In Guayaquil, Antonio José de Sucre asked San Martín for help; San Martin led the Auxiliary Expedition of Santa Cruz to Quito. At the Guayaquil Conference, San Martín and Simón Bolívar later tried to decide Peru's political fate. San Martín argued for a constitutional monarchy, and Bolivar (head of the Northern Expedition) wanted a republic; both sought independence from Spain. San Martín left Peru on September 22, 1822, and left the independence movement's command to Bolívar.

In April 1822, a Royalist incursion defeated a Republican Army in the Battle of Ica. Cochrane left Peru on May 10 (after a dispute with San Martin), and was replaced by Martin Guisse as head of the navy. In January 1823, the Republicans under General Rudecindo Alvarado experienced another defeat at the hands of the Royalists at the Battles of Torata and Moquegua.

=== Bolívar, the Northern Expedition, and the end of colonialism ===

After its declaration of independence, Peru was bogged down by royalist resistance and state instability; the coast and Northern Peru were under republican command, but the rest of the country was controlled by the royalists. Viceroy la Serna had established his capital in Cuzco, and a republican campaign by General Santa Cruz was defeated. The war did not end until military intervention from Gran Colombia. In the wake of San Martín's self-exile and military defeats under President José de la Riva Agüero, the congress appealed to Simón Bolívar for help in 1823. Bolivar arrived in Lima on December 10, 1823, to liberate all of Peru.

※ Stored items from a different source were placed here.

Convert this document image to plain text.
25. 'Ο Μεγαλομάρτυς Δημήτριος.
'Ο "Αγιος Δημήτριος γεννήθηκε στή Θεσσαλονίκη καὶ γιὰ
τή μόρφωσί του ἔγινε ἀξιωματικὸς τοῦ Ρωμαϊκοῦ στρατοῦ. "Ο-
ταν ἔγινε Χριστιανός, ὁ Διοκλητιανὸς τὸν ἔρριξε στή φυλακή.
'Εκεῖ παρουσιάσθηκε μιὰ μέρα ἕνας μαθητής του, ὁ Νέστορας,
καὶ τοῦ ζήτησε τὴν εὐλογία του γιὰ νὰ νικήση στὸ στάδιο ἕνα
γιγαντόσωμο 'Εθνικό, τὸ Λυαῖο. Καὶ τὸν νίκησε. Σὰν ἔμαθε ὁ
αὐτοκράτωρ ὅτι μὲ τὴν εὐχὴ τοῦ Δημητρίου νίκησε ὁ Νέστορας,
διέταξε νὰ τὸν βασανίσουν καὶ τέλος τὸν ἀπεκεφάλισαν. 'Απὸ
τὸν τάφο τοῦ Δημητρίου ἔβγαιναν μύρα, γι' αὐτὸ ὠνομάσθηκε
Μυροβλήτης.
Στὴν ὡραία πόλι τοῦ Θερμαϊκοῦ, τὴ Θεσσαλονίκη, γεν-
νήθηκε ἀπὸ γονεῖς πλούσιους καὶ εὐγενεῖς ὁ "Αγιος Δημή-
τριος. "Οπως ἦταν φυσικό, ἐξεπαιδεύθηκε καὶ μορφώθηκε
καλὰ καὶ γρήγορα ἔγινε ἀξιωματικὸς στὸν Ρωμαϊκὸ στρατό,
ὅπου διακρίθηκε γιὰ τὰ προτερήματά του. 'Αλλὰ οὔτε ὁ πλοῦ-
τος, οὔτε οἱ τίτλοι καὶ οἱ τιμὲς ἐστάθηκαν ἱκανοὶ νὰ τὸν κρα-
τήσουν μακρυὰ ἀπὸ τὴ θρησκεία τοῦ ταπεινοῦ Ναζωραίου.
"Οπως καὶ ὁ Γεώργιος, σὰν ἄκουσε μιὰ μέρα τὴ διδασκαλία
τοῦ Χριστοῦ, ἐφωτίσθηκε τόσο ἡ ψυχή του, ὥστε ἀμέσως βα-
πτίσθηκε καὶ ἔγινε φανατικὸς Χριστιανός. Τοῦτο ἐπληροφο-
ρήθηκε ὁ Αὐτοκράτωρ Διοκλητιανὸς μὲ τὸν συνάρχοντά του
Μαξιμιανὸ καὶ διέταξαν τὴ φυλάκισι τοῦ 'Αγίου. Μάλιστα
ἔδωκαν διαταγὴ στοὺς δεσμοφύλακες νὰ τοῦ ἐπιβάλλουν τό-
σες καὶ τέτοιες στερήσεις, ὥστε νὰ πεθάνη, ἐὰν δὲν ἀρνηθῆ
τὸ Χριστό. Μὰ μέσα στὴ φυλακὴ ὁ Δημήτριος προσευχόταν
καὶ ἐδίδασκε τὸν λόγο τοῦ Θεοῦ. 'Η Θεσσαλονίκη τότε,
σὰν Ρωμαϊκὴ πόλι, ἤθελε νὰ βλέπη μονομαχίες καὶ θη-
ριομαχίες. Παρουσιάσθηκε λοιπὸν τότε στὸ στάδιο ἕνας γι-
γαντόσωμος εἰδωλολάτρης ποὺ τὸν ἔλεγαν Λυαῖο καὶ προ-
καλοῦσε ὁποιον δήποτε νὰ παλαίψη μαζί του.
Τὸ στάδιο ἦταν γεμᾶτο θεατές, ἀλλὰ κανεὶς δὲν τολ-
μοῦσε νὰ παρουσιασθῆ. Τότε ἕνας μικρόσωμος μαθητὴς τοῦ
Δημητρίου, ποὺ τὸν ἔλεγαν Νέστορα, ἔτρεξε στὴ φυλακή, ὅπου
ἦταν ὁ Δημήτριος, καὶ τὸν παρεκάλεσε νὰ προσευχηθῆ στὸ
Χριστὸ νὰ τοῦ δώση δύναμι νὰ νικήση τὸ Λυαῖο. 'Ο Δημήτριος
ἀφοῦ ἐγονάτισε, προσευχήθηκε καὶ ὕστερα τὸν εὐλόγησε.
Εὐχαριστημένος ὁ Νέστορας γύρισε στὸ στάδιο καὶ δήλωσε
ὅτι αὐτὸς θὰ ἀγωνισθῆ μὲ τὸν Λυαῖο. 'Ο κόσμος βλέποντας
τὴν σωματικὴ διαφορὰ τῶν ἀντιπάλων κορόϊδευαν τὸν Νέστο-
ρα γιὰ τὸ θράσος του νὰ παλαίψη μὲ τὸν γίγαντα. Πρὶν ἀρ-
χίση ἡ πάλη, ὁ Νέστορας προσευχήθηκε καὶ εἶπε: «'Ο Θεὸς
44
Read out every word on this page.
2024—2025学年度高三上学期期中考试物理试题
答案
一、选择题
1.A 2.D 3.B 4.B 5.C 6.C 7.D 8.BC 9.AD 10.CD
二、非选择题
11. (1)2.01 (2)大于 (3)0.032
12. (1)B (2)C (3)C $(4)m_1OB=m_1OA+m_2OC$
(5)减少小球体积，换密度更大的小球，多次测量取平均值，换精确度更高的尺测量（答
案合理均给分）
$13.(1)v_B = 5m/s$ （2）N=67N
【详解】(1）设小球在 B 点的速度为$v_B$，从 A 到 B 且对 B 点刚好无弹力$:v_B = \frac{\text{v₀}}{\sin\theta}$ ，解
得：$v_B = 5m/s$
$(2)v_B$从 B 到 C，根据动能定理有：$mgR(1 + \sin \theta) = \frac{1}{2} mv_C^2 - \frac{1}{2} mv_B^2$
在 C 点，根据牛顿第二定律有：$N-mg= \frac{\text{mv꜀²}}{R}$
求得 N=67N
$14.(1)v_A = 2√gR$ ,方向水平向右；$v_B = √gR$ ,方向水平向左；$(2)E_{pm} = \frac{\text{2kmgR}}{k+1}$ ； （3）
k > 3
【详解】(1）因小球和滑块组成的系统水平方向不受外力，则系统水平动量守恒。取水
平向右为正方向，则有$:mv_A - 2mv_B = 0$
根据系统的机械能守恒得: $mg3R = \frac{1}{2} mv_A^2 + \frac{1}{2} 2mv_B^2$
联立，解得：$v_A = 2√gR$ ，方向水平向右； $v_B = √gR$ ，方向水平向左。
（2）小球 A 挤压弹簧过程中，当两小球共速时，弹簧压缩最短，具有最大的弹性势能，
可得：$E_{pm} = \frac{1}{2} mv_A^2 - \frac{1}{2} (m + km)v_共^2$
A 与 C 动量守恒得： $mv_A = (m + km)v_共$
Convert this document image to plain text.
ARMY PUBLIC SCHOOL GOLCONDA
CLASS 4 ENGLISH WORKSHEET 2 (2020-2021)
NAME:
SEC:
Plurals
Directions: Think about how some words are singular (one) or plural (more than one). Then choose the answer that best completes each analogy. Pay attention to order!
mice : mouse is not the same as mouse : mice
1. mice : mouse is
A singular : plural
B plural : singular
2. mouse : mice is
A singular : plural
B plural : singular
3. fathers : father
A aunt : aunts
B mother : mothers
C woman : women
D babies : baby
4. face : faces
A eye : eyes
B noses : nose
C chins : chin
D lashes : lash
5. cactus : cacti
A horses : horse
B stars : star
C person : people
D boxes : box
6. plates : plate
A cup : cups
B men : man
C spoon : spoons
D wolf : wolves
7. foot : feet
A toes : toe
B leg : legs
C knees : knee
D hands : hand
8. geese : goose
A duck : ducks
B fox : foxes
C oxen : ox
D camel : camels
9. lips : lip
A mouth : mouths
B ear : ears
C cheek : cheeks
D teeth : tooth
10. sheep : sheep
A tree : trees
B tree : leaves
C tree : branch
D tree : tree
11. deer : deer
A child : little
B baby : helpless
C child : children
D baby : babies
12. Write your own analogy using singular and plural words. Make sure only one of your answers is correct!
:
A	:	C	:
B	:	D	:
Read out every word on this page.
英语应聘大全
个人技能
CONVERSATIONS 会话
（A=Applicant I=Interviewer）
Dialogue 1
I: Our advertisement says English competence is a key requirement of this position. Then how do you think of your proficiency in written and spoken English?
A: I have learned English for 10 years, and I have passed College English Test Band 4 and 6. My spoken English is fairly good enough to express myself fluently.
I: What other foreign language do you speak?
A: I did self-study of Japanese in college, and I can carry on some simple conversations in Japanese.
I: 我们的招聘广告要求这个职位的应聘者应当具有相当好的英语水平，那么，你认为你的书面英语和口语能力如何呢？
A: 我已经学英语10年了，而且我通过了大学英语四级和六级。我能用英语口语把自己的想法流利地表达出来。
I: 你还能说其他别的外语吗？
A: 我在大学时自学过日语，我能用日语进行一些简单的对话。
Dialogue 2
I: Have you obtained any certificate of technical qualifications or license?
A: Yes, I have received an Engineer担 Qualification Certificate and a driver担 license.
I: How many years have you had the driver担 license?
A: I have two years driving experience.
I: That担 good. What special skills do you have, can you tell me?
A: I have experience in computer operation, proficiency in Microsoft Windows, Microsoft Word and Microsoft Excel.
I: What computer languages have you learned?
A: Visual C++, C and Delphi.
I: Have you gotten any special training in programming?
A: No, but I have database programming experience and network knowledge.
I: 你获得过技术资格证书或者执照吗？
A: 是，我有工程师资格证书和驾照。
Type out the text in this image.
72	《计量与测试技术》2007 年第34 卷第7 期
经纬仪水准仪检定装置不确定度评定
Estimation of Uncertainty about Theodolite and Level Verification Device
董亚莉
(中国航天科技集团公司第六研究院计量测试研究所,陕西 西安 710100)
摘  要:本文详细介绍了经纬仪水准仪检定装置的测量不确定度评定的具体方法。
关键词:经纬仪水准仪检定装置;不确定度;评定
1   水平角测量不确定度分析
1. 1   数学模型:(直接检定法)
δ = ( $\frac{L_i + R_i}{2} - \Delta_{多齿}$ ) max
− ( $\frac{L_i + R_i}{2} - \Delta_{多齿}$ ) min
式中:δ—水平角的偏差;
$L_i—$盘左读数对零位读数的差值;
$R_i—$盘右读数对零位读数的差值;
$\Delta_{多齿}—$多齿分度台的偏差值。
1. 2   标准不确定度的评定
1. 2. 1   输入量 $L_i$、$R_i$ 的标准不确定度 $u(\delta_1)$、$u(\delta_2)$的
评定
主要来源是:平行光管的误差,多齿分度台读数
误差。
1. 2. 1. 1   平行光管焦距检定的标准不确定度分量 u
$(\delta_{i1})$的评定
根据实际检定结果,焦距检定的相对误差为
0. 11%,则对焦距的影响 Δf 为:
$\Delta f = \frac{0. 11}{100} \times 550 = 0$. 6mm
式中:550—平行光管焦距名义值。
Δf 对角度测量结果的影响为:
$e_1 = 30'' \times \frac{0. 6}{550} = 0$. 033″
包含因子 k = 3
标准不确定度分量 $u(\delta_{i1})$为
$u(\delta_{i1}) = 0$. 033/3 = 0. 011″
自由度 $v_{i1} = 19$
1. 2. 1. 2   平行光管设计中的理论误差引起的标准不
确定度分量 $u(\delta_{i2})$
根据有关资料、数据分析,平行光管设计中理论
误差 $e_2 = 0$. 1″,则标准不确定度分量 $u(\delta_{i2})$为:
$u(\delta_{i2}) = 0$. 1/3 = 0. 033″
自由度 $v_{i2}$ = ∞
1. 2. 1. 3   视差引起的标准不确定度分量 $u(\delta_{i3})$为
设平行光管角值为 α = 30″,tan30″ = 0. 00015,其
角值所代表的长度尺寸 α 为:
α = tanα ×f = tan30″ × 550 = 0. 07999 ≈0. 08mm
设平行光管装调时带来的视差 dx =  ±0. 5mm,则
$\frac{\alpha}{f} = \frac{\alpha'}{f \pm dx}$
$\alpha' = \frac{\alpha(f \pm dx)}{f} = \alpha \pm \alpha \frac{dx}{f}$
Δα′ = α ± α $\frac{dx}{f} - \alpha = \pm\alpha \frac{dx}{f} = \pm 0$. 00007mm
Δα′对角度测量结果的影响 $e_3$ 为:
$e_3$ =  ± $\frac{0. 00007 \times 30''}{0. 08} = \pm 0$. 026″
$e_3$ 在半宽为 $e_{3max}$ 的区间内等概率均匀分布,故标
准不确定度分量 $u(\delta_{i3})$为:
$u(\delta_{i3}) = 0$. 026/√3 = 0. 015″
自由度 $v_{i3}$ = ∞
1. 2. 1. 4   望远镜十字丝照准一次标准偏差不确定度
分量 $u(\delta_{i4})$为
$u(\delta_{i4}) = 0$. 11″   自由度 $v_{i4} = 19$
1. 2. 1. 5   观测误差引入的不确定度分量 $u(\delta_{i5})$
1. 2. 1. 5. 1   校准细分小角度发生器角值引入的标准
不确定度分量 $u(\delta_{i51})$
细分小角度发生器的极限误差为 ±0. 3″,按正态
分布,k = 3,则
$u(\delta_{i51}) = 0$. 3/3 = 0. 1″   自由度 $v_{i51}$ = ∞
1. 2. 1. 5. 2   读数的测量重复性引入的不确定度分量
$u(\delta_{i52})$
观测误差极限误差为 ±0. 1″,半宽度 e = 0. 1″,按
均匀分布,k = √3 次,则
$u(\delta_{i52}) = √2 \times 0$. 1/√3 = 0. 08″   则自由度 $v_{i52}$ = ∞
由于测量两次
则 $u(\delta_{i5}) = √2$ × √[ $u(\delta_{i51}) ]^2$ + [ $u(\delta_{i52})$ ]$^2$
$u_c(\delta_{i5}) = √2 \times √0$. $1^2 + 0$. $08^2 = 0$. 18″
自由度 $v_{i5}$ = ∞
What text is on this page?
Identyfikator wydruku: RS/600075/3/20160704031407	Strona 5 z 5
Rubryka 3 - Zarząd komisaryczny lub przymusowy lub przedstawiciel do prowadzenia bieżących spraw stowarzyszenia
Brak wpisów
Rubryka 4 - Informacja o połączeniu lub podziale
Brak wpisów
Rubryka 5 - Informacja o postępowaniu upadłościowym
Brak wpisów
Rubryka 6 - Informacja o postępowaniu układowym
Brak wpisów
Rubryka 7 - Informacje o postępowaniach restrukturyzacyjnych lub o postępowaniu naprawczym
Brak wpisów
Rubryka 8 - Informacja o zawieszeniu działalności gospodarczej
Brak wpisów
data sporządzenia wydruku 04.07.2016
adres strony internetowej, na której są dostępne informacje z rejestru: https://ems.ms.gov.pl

In 1824, an uprising in the royalist camp in Upper Peru (present-day Bolivia) paved the way for the Battles of Battle of Junín and Ayacucho. The Peruvian army won the first for Bolívar, and the second for General Antonio José de Sucre. The war ended after the last royalist holdouts surrendered the Real Felipe Fortress in 1826.

==Aftermath==

Although political dependence on Spain had ended, Peru was still economically dependent on Europe; the plunder of lands from indigenous people increased in the republican era. Indigenous domestic servants were treated inhumanely into the 20th century.

After independence, conflicts of interest in Criollo society and the ambitions of individual caudillos made governance difficult. The Peru–Bolivian Confederation was created in 1837, but it dissolved two years later amidst a military confrontation by Chile, Argentina, and Peruvian dissidents.